NetBIOS Name Service and LLMNR

NetBIOS (Network Basic Input/Output System) and LLMNR (Link-Local Multicast Name Resolution) are used primarily by Windows for host identification. LLMNR is based on the DNS protocol format, and allows hosts on the same local link to perform name resolution for other hosts.

NetBIOS provides three different services:

• NetBIOS Name Service (NetBIOS-NS) for name registration and resolution.

• Datagram Service (NetBIOS-DGM) for connectionless communication.

• Session Service (NetBIOS-SSN) for connection-oriented communication.

NetBIOS using the following ports & protocols:

• TCP 135: MS-RCP (Microsoft Remote Call Procedure) endpoint mapper.

• TCP 139: NetBIOS Session Service.

• TCP 445: SMB Protocol for sharing files.

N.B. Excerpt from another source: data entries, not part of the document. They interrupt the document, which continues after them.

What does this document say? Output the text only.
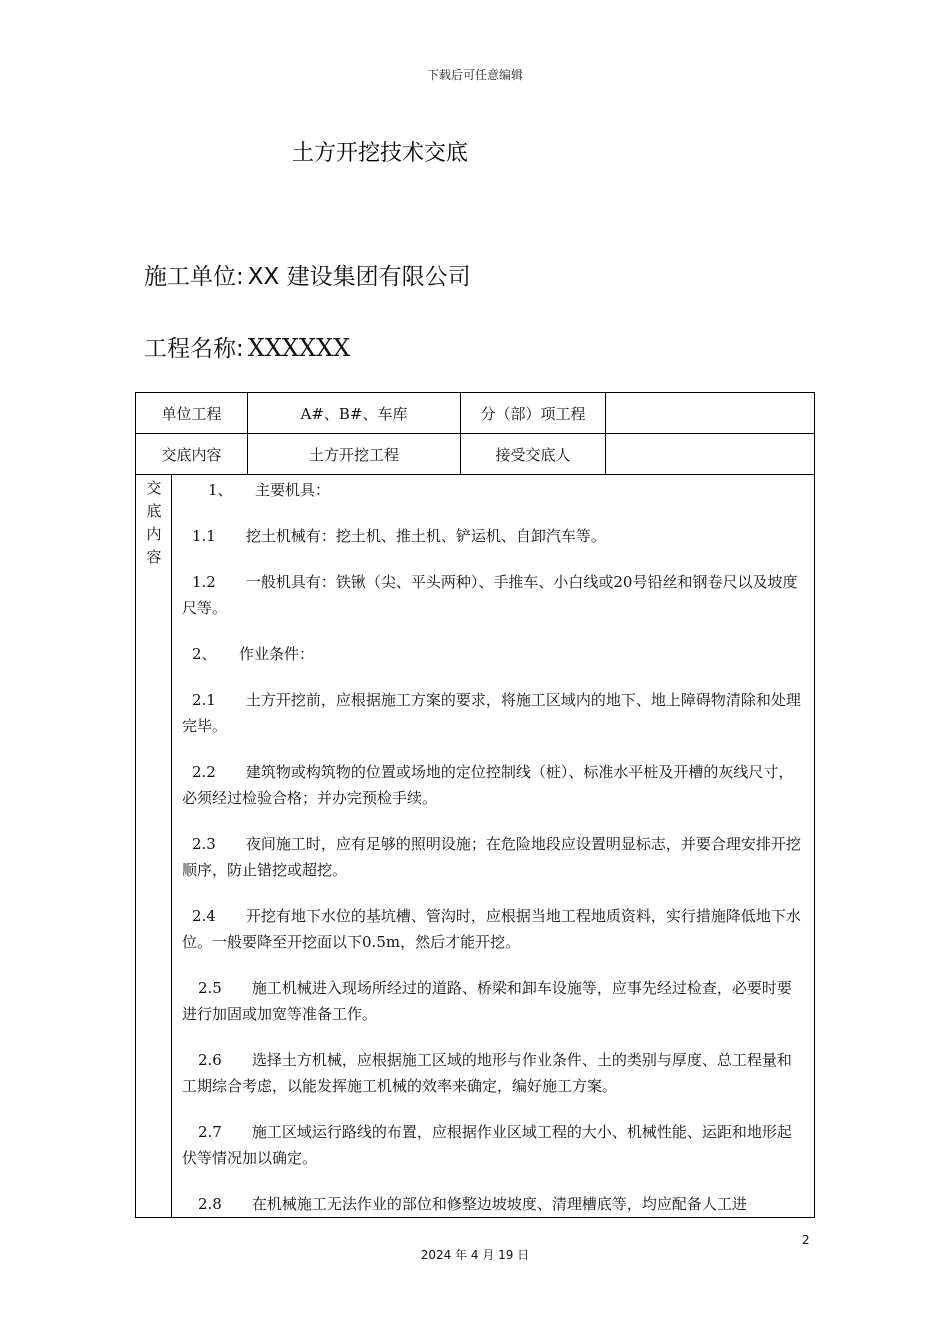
下载后可任意编辑
土方开挖技术交底
施工单位: XX 建设集团有限公司
工程名称: XXXXXX
单位工程	A#、B#、车库	分（部）项工程
交底内容	土方开挖工程	接受交底人
交
底
内
容
1、　　主要机具：
1.1　　挖土机械有：挖土机、推土机、铲运机、自卸汽车等。
1.2　　一般机具有：铁锹（尖、平头两种）、手推车、小白线或20号铅丝和钢卷尺以及坡度尺等。
2、　　作业条件：
2.1　　土方开挖前，应根据施工方案的要求，将施工区域内的地下、地上障碍物清除和处理完毕。
2.2　　建筑物或构筑物的位置或场地的定位控制线（桩）、标准水平桩及开槽的灰线尺寸，必须经过检验合格；并办完预检手续。
2.3　　夜间施工时，应有足够的照明设施；在危险地段应设置明显标志，并要合理安排开挖顺序，防止错挖或超挖。
2.4　　开挖有地下水位的基坑槽、管沟时，应根据当地工程地质资料，实行措施降低地下水位。一般要降至开挖面以下0.5m，然后才能开挖。
2.5　　施工机械进入现场所经过的道路、桥梁和卸车设施等，应事先经过检查，必要时要进行加固或加宽等准备工作。
2.6　　选择土方机械，应根据施工区域的地形与作业条件、土的类别与厚度、总工程量和工期综合考虑，以能发挥施工机械的效率来确定，编好施工方案。
2.7　　施工区域运行路线的布置，应根据作业区域工程的大小、机械性能、运距和地形起伏等情况加以确定。
2.8　　在机械施工无法作业的部位和修整边坡坡度、清理槽底等，均应配备人工进
2
2024 年 4 月 19 日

• UDP 137: NetBIOS Name Service.

• UDP 139: NetBIOS Datagram Service.

Traditionally, a NetBIOS name would been a 16-character name assigned to a computer in a Workgroup for name resolution of an IP to NetBIOS Name. This is now replaced with DNS.

A workgroup is a LAN peer-to-peer network supporting ten hosts in the same subnet. There is no central administration, each user controls the resources and security on their own system. A domain-based implementation is a client-to-server network supporting thousands of hosts across many subnets. A user with a domain account can logon to any computer by authenticating with a domain controller.

A common vulnerability in LLMNR involves an attacker spoofing an authoritative source for name resolution on a victim system by responding to LLMNR traffic over UDP 5355 and NBT-NS traffic over UDP 137. Several tools can be used for this, suhc as NBNSSpoof, Metasploit, and Responder.

Some basic terms to understand about SMB functions:

• Relative Identifier (RID): uniquely identifies a user, group, system, or domain.

• Security Identifier (SID): uniquely identifies users and groups within local domain.

• Domain Controller (DC): server managing network and identity security requests.

• Lightweight Directory Access Protocol (LDAP): directory access protocol enabling services and clients using LDAP naming services to communicate. LDAP typically operates over TCP 389.

• Workgroup: group of standalone computers being independently administered.